"I know references are syntactic sugar, so code is easier to read and write"
This. A reference is not another way to implement a pointer, although it covers a huge pointer use case. A pointer is a datatype -- an address that in general points to a actual value. However it can be set to zero, or a couple of places after the address using address arithmetic, etc. A reference is 'syntactic sugar' for a variable which has its own value.
C only had pass by value semantics. Getting the address of the data a variable was referring to and sending that to a function was a way to pass by 'reference'. A reference shortcuts this semantically by 'referring' to the original data location itself. So:
int x = 1;
int *y = &x;
int &z = x;
Y is an int pointer, pointing to the location where x is stored.
X and Z refer to the same storage place (the stack or the heap).
Alot of people have talked about the difference between the two (pointers and references) as if they are the same thing with different usages. They are not the same at all.
1) "A pointer can be re-assigned any number of times while a reference cannot be re-assigned after binding." -- a pointer is an address data type which points to data. A reference is another name for the data. So you can 'reassign' a reference. You just can't reassign the data location it refers to. Just like you can't change the data location that 'x' refers to, you can't do that to 'z'.
x = 2;
*y = 2;
z = 2;
The same. It is a reassignment.
2) "Pointers can point nowhere (NULL), whereas a reference always refers to an object" -- again with the confusion. The reference is just another name for the object. A null pointer means (semantically) that it isn't referring to anything, whereas the reference was created by saying it was another name for 'x'. Since
3) "You can't take the address of a reference like you can with pointers" -- Yes you can. Again with the confusion. If you are trying to find the address of the pointer that is being used as a reference, that is a problem -- cause references are not pointers to the object. They are the object. So you can get the address of the object, and you can get the address of the pointer. Cause they are both getting the address of data (one the object's location in memory, the other the pointer to the objects location in memory).
int *yz = &z; -- legal
int **yy = &y; -- legal
int *yx = &x; -- legal; notice how this looks like the z example. x and z are equivalent.

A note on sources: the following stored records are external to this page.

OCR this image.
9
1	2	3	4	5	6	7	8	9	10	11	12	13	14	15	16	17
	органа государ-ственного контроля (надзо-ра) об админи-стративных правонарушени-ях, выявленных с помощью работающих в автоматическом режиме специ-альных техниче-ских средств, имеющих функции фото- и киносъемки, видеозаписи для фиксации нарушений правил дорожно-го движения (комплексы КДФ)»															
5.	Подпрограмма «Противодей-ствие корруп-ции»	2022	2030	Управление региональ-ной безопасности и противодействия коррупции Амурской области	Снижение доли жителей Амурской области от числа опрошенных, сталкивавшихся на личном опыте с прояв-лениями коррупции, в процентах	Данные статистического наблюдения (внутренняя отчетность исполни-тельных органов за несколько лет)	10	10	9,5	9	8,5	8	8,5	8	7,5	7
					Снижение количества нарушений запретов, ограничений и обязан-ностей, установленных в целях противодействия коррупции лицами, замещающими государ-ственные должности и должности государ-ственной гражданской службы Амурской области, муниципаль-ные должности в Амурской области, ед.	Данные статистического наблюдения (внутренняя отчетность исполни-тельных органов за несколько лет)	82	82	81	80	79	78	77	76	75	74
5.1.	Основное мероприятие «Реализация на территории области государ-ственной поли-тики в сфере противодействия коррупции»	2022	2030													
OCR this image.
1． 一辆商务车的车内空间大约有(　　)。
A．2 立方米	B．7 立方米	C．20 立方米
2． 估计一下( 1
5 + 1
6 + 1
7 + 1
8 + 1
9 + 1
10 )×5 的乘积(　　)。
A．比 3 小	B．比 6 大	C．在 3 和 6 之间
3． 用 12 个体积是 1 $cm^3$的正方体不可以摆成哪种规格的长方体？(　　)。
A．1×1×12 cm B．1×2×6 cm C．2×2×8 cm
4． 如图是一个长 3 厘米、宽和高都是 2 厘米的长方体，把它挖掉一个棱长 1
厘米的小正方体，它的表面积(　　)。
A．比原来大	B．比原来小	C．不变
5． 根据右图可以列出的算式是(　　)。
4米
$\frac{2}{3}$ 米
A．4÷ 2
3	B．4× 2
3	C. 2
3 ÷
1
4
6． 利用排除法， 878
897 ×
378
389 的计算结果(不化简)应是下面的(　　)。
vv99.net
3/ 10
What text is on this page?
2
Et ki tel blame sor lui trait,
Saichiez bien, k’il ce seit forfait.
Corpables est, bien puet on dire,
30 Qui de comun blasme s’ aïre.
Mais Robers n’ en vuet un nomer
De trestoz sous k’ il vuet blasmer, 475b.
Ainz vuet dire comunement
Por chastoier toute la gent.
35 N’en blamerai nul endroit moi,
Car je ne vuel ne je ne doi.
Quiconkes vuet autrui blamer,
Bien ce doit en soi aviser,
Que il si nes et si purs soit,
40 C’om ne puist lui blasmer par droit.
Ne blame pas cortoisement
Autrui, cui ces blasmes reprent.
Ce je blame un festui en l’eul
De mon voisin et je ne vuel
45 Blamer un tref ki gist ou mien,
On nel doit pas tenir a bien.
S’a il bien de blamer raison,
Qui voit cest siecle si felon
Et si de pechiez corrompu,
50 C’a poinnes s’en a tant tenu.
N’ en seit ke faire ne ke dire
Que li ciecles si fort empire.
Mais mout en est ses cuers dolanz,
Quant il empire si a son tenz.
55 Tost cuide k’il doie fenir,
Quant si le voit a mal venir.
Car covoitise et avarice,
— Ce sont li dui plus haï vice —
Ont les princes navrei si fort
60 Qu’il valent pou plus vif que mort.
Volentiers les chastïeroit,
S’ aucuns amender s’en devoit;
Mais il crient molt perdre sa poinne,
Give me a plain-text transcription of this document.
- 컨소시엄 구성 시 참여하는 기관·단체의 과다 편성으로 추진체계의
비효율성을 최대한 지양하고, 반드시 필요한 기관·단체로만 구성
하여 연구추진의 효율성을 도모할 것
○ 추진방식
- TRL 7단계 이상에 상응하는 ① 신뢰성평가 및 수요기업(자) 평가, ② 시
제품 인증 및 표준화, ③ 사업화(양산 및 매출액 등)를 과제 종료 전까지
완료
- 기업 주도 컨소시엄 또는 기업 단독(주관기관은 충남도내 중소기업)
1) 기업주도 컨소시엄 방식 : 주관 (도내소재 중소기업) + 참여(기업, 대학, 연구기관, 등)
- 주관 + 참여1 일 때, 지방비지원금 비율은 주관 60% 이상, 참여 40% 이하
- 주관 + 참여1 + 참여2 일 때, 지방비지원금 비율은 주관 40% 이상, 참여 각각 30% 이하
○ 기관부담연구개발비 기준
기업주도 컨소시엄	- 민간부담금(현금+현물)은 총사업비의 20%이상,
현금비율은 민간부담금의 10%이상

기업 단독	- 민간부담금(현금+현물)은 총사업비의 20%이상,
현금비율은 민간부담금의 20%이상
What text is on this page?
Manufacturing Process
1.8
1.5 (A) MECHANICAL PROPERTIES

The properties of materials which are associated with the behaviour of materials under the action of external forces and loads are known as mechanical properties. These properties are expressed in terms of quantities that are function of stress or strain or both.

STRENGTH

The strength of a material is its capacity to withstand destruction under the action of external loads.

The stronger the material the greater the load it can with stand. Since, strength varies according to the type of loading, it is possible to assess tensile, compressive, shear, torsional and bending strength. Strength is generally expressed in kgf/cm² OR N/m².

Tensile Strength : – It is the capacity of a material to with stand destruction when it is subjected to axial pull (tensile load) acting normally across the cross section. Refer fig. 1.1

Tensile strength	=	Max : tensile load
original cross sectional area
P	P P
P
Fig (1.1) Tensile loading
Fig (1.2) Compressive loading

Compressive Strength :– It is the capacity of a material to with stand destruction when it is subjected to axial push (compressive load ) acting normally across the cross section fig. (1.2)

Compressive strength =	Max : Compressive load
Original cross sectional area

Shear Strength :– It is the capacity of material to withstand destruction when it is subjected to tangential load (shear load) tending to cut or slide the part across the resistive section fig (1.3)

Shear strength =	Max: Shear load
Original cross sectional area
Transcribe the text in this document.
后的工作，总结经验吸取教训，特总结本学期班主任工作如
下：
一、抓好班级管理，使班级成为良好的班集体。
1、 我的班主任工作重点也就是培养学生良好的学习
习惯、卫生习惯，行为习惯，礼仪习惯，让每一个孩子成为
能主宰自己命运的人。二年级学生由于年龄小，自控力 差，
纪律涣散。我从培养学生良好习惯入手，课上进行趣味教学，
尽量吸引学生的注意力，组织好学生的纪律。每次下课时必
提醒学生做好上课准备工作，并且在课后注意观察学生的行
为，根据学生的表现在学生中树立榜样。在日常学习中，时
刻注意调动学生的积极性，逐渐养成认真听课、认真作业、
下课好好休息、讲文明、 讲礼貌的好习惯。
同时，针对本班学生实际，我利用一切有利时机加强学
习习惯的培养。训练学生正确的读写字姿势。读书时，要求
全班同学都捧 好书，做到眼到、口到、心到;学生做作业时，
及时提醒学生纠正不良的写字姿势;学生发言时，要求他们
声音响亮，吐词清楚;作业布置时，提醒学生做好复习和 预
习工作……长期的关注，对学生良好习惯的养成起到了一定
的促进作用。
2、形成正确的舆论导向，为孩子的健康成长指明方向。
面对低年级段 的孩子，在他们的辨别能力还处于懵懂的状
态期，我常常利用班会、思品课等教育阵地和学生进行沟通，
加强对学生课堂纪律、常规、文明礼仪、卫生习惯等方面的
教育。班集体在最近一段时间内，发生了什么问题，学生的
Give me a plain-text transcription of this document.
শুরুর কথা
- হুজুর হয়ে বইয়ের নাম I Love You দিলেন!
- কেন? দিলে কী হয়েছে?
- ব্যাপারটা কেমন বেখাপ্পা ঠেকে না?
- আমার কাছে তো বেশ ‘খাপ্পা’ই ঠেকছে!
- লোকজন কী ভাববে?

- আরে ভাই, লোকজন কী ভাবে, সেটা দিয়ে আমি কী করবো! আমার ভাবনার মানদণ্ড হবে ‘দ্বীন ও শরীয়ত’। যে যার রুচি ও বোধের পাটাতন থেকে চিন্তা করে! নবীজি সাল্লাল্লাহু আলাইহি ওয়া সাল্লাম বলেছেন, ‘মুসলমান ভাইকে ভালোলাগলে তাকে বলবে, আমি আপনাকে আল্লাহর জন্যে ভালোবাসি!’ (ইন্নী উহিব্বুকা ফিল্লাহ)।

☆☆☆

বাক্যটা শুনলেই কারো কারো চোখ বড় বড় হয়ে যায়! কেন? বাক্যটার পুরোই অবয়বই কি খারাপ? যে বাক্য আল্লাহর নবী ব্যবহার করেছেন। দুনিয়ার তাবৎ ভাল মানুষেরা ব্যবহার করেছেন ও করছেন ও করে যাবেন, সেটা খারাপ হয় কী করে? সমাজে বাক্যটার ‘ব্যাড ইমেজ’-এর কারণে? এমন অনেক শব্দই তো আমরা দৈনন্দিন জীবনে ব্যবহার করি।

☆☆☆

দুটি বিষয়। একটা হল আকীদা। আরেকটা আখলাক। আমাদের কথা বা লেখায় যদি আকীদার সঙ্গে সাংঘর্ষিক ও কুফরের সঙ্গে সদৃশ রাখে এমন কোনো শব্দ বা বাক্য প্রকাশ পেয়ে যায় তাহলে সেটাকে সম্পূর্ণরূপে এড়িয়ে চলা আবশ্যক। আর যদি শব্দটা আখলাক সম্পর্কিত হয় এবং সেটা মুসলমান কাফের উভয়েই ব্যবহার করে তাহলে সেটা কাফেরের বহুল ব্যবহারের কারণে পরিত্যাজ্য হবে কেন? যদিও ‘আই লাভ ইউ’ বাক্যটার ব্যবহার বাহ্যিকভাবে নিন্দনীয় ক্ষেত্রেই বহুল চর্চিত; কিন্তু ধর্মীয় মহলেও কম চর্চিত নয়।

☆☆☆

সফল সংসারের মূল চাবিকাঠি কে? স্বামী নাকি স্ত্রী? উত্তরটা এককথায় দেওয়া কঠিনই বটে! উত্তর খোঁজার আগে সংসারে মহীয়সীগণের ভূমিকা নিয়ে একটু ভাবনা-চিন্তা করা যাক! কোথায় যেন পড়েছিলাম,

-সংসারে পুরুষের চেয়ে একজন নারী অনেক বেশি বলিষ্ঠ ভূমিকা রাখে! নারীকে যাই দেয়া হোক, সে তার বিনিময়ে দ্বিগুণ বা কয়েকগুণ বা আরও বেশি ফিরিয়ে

4) "There's no "reference arithmetic"" -- again with the confusion -- since the example above has z being a reference to x and both are therefore integers, 'reference' arithmetic means for example adding 1 to the value referred to by x.
x++;
z++;
*y++; // what people assume is happening behind the scenes, but isn't. it would produce the same results in this example.
*(y++); // this one adds to the pointer, and then dereferences it. It makes sense that a pointer datatype (an address) can be incremented. Just like an int can be incremented.